Another picture of a grebe, by David Element. It is laboriously hauling itself into the air after its desperate 50-yard takeoff run.

Virginia reports that the Egyptian Geese at the Henry Moore sculpture have no goslings today. Here is her picture from yesterday, when they still had four.

This is not the familiar hopeless pair of Egyptians that nest around here. Another pair has also nested here in several past years, but they too have never had any surviving young. Although there is plenty of cover in this place, and fewer big gulls than on the open Serpentine, there may be some extra danger here. There are certainly foxes in the shrubbery.

Every winter many Pochards shelter under the bushes on either side of the sculpture. David Element's close-up of a drake shows the brilliant red eye and the fine vermiculations of the plumage on the back.

Another of his close-up shots: a Grey Heron waiting stock still for anything edible to appear, which it will seize in a flash.

And a Common Gull, equally ready to grab.

This Herring Gull, in a picture taken by Virginia, has been successful, stealing a Danish pastry off an outside table at the Lido restaurant, and is quickly taking its prize to a quiet spot to enjoy it.

A Kestrel in Richmond Park, photographed by Fran, has also picked up some lunch, a tasty vole.

Virginia captured this shot of a pair of Feral Pigeons mating on the roof of one of the small boathouses, being barged by a jealous rival.

And a sunny picture from Spain by Tinúviel of two House Sparrows on a patch of ivy.

This is Tom's slow-motion video of a very confident Jay in St James's Park, which will perch on your hand to take food.

The Jays in Kensington Gardens won't do this, but they will grab a whole peanut from your fingers in passing, a nifty bit of precision flying that they clearly enjoy, because the habit is spreading.

The Jackdaws in Kensington Gardens haven't reached this stage, though they will come to take peanuts thrown on the ground, as in this picture by Eleanor. But the bumptious behaviour of the Jackdaws in Richmond Park suggests that they will become bolder.


  1. Pretty sure the Kestrel is eating a Short-tailed (Field) Vole not a rat! Some lovely photos as ever + pleased you're improving in health, Ralph.

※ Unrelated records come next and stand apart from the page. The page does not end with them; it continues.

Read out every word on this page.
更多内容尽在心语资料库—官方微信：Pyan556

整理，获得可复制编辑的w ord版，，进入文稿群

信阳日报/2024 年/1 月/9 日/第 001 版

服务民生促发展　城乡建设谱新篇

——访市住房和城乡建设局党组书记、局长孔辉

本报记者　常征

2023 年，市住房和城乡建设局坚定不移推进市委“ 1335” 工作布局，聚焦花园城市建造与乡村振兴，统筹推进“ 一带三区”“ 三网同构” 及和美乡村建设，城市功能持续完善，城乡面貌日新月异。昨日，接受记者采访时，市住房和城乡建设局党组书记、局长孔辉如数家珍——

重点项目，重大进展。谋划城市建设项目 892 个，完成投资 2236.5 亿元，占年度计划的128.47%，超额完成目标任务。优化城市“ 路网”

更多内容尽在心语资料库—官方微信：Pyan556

    1. I'm sure you're right as usual. I was being very careful with those fish, but relaxed my guard for the mammal.

      Lucky to have such talented photographers sending in pictures. I was worried about whether I'd be able to keep the blog going, but it's been fine. Nevertheless I am aching to get back into the park.

  2. Isn't that fish too large for the Great Crested Grebe? I know Cormorants are very good at looking like feathered pythons and swallowing incredibly large fish, but I'm not sure about the Grebe.

    I do hope they never need to take off in a hurry. Otherwise we'd be in trouble.

    1. Grebes can swallow surprisingly large fish too, but that one's on the borderline. Not my picture, so I don't know what happened next.

      When danger threatens they don't fly, they dive.